Something was killing fish this spring. Tens of thousands of yellow perch were floating dead in the water, their rotted, mushy bodies washing up on the beaches of Lake Erie.

At first, state wildlife officials speculated that the dead were a by-product of commercial nets. But after doing tests, biologists realized they had a much bigger problem: a killer virus.

It hit the sheepshead first, then quickly spread to the perch, like something out of a Michael Crichton novel.

Outbreaks like this have everyone concerned, especially our neighbors to the north.

The Ontario side of the lake is a parallel universe. There, commercial netters are considered a valuable industry. Government regulations encourage them to thrive, rather than die off. And they pull in millions of pounds more per year than their peers in Ohio.

Talk to Canadian officials, and one gets the impression that their counterparts in Ohio are fools, swayed by the cries of sport fishermen, whose claims have no scientific standing, and steered by the blindness of expedient politics.

Peter Meisenheimer, who heads the Ontario Commercial Fisheries Association, worries that the lake will become even more susceptible to viral outbreaks if Ohio outlaws commercial fishing.

"There are so many fish, there's just no room left," he says. "One of the reasons you're starting to see disease issues in Lake Erie right now is that the density of fish is just massive out there."

Meisenheimer says that Ohio legislators are so eager to please sport fishermen that they're making a shortsighted decision.

"There's this sort of simple-minded view of things: that if I knock out this other guy, then there will necessarily be more fish for me," he says. "To get rid of the commercial fishery, you're not going to see the gains that everybody seems to think they're going to see, and you might be surprised by a few unexpected negative consequences that nobody wants to think about at this point.

"From where we sit, on our side of the border," adds Meisenheimer, "it makes no sense whatsoever."

John Johnson, who oversees commercial fishing for the Ontario Ministry of Natural Resources, shares Meisenheimer's concerns. Since lake winds generally blow north, Canadian beaches should logically have seen more sick fish wash up from the killer virus, yet Ohio's kill was exponentially larger. "Maybe densities are such that they were ripe for picking," Johnson speculates. "I mean, that's a thing we need to be afraid of."

Johnson, a sport fisherman himself, laughs at the rhetoric thrown around in Ohio to justify the buyout. The commercial fishermen, he says, are "a very simplistic scapegoat." Fishing depends on a much more complex set of equations, "like wind direction, storm events, oxygen levels in the lake, water temperatures -- a whole bunch of things. Sportsmen are traditionally looking around, saying, 'Okay, what's to blame here?' and clearly for things that are lots of times unexplainable."

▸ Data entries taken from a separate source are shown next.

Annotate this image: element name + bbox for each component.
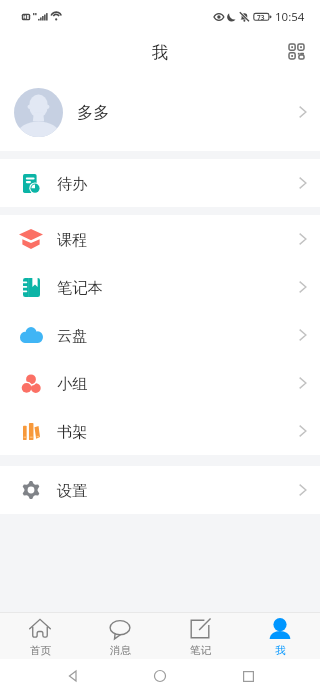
staticText: 73: [257, 13, 265, 22]
button[interactable]: Home: [145, 661, 175, 691]
staticText: 10:54: [275, 9, 305, 25]
staticText: 课程: [57, 230, 88, 249]
staticText: 设置: [57, 481, 88, 500]
button[interactable]: 书架: [0, 407, 320, 455]
button[interactable]: Back: [58, 661, 88, 691]
button[interactable]: 云盘: [0, 311, 320, 359]
staticText: 云盘: [57, 326, 88, 345]
button[interactable]: 我: [240, 613, 320, 659]
button[interactable]: 课程: [0, 215, 320, 263]
staticText: 小组: [57, 374, 88, 393]
staticText: 笔记: [190, 644, 211, 657]
button[interactable]: 笔记本: [0, 263, 320, 311]
button[interactable]: 消息: [80, 613, 160, 659]
staticText: 待办: [57, 174, 88, 193]
button[interactable]: 待办: [0, 159, 320, 207]
staticText: 消息: [110, 644, 131, 657]
button[interactable]: 首页: [0, 613, 80, 659]
button[interactable]: Recent apps: [233, 661, 263, 691]
staticText: 书架: [57, 422, 88, 441]
button[interactable]: 多多: [0, 73, 320, 151]
button[interactable]: 设置: [0, 466, 320, 514]
button[interactable]: 笔记: [160, 613, 240, 659]
button[interactable]: Scan QR code: [279, 34, 313, 68]
staticText: 笔记本: [57, 278, 103, 297]
staticText: 多多: [77, 102, 110, 122]
staticText: 我: [275, 644, 286, 657]
staticText: 我: [152, 42, 169, 63]
staticText: 首页: [30, 644, 51, 657]
button[interactable]: 小组: [0, 359, 320, 407]
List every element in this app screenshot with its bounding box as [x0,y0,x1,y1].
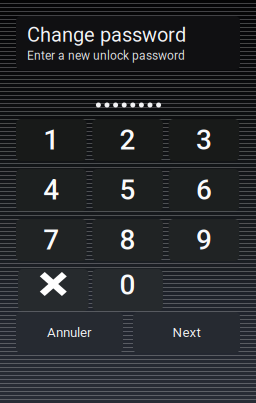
staticText: 9 [196,224,212,256]
button[interactable]: Annuler [16,312,123,353]
button[interactable]: 8 [92,219,163,261]
staticText: 5 [120,174,136,206]
button[interactable]: 0 [92,269,163,311]
staticText: 8 [120,224,136,256]
button[interactable]: 2 [92,119,163,161]
staticText: 1 [43,124,59,156]
staticText: 4 [43,174,59,206]
button[interactable]: 6 [169,169,239,211]
staticText: Annuler [47,325,92,340]
staticText: Enter a new unlock password [27,49,185,63]
button[interactable]: 4 [16,169,87,211]
button[interactable]: 9 [169,219,239,261]
button[interactable]: 3 [169,119,239,161]
button[interactable]: 1 [16,119,87,161]
staticText: 3 [196,124,212,156]
staticText: Change password [27,23,186,47]
button[interactable]: 7 [16,219,87,261]
staticText: 6 [196,174,212,206]
staticText: 2 [120,124,136,156]
button[interactable]: Next [133,312,240,353]
button[interactable]: Delete [18,269,89,311]
button[interactable]: 5 [92,169,163,211]
staticText: Next [172,325,200,340]
staticText: 7 [43,224,59,256]
staticText: 0 [120,269,136,301]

But the most convincing evidence that the commercial fishermen aren't hurting the lake comes from Ohio DNR itself. In 1991, former biologist Ken Paxton wrote: "All of us wish that by further restricting the harvest we could restore perch levels to what we have seen in the past. Unfortunately, weather, environment, and competition for other fish control the numbers of perch in the lake. Fishing has a relatively small effect on the stock."

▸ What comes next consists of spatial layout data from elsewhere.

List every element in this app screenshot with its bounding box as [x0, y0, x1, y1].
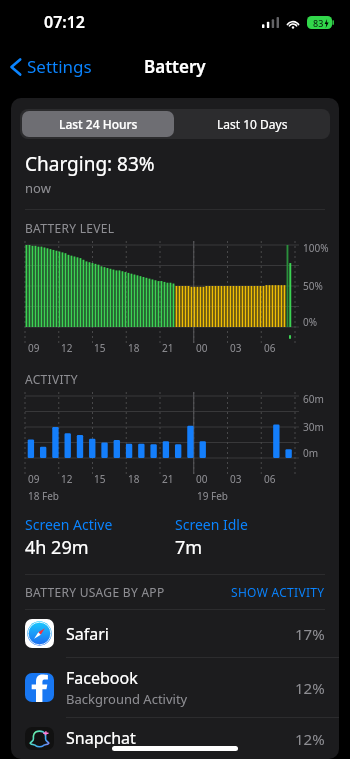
- staticText: BATTERY LEVEL: [25, 220, 115, 236]
- staticText: 12: [61, 341, 73, 355]
- staticText: 15: [94, 341, 106, 355]
- staticText: Battery: [144, 55, 206, 78]
- staticText: 00: [196, 472, 208, 486]
- staticText: now: [25, 179, 51, 197]
- button[interactable]: Safari: [11, 610, 339, 657]
- staticText: SHOW ACTIVITY: [231, 584, 325, 600]
- staticText: ACTIVITY: [25, 371, 78, 387]
- staticText: BATTERY USAGE BY APP: [25, 584, 165, 600]
- staticText: 00: [196, 341, 208, 355]
- staticText: 12%: [295, 678, 325, 698]
- button[interactable]: Snapchat: [11, 718, 339, 759]
- button[interactable]: SHOW ACTIVITY: [231, 584, 325, 600]
- staticText: 12: [61, 472, 73, 486]
- staticText: Background Activity: [66, 690, 188, 708]
- staticText: Screen Active: [25, 515, 113, 534]
- staticText: 0m: [303, 446, 319, 460]
- staticText: 60m: [303, 392, 324, 406]
- button[interactable]: Settings: [6, 49, 96, 84]
- staticText: 83: [313, 17, 324, 29]
- staticText: Snapchat: [66, 727, 136, 749]
- staticText: 21: [162, 341, 174, 355]
- staticText: 30m: [303, 420, 324, 434]
- button[interactable]: Facebook: [11, 658, 339, 717]
- staticText: 19 Feb: [197, 489, 229, 503]
- staticText: Settings: [27, 55, 92, 78]
- staticText: 100%: [303, 241, 329, 255]
- button[interactable]: Last 24 Hours: [22, 111, 174, 137]
- button[interactable]: Last 10 Days: [176, 111, 328, 137]
- staticText: 06: [264, 341, 276, 355]
- staticText: 12%: [295, 729, 325, 749]
- staticText: 06: [264, 472, 276, 486]
- staticText: 03: [230, 341, 242, 355]
- staticText: 09: [28, 472, 40, 486]
- staticText: Safari: [66, 623, 109, 645]
- staticText: 4h 29m: [25, 535, 89, 560]
- staticText: Last 24 Hours: [59, 116, 138, 132]
- staticText: Charging: 83%: [25, 151, 155, 177]
- staticText: Screen Idle: [175, 515, 248, 534]
- staticText: 21: [162, 472, 174, 486]
- staticText: 7m: [175, 535, 203, 560]
- staticText: 0%: [303, 315, 318, 329]
- staticText: 09: [28, 341, 40, 355]
- staticText: 15: [94, 472, 106, 486]
- staticText: 18 Feb: [28, 489, 60, 503]
- staticText: 50%: [303, 279, 323, 293]
- staticText: Last 10 Days: [217, 116, 288, 132]
- staticText: Facebook: [66, 667, 138, 689]
- staticText: 03: [230, 472, 242, 486]
- staticText: 18: [128, 472, 140, 486]
- staticText: 18: [128, 341, 140, 355]
- staticText: 07:12: [44, 11, 86, 33]
- staticText: 17%: [295, 624, 325, 644]
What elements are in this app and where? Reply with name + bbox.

The slaughter starts at 6 a.m. sharp. At Lake Fish, unshaven men with dawn eyes and rubber smocks begin fileting yesterday's haul: 1,200 pounds of yellow perch.

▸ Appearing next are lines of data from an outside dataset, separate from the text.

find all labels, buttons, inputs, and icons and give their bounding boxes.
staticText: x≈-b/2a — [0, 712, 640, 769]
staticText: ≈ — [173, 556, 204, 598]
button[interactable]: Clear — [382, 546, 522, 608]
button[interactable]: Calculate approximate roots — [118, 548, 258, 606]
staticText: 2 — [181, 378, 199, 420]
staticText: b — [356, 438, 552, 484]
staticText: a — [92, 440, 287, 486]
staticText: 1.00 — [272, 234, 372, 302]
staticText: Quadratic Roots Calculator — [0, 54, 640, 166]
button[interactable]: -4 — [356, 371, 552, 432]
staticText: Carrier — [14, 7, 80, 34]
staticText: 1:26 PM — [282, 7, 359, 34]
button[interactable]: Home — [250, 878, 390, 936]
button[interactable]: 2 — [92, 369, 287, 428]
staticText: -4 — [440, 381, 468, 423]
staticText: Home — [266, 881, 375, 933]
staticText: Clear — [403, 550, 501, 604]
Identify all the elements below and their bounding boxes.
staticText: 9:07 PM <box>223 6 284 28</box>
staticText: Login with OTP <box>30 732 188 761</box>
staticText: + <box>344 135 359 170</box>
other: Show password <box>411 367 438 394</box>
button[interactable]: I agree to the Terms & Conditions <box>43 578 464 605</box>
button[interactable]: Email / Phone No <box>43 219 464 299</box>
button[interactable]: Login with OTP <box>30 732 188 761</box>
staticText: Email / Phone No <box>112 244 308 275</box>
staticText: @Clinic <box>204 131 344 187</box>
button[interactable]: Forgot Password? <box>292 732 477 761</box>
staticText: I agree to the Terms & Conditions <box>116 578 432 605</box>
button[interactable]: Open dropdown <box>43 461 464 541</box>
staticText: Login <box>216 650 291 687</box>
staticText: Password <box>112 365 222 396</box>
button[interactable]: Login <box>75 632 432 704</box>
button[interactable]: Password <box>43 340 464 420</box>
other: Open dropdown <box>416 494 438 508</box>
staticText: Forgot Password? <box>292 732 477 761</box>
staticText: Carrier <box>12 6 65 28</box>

Dave Bonilla, his face etched like the wall of a salt mine, slices open the bellies, expertly preparing filets.

Bonilla's one of 19 employees who may soon be jobless. It's a prospect he doesn't want to talk about.

"I go out and I fish. I wake up and I cut fish," he says. Asked what he'll do if legislators outlaw commercial fishing, Bonilla digs his knife harder into the slimy intestines. "Haven't quite thought about it."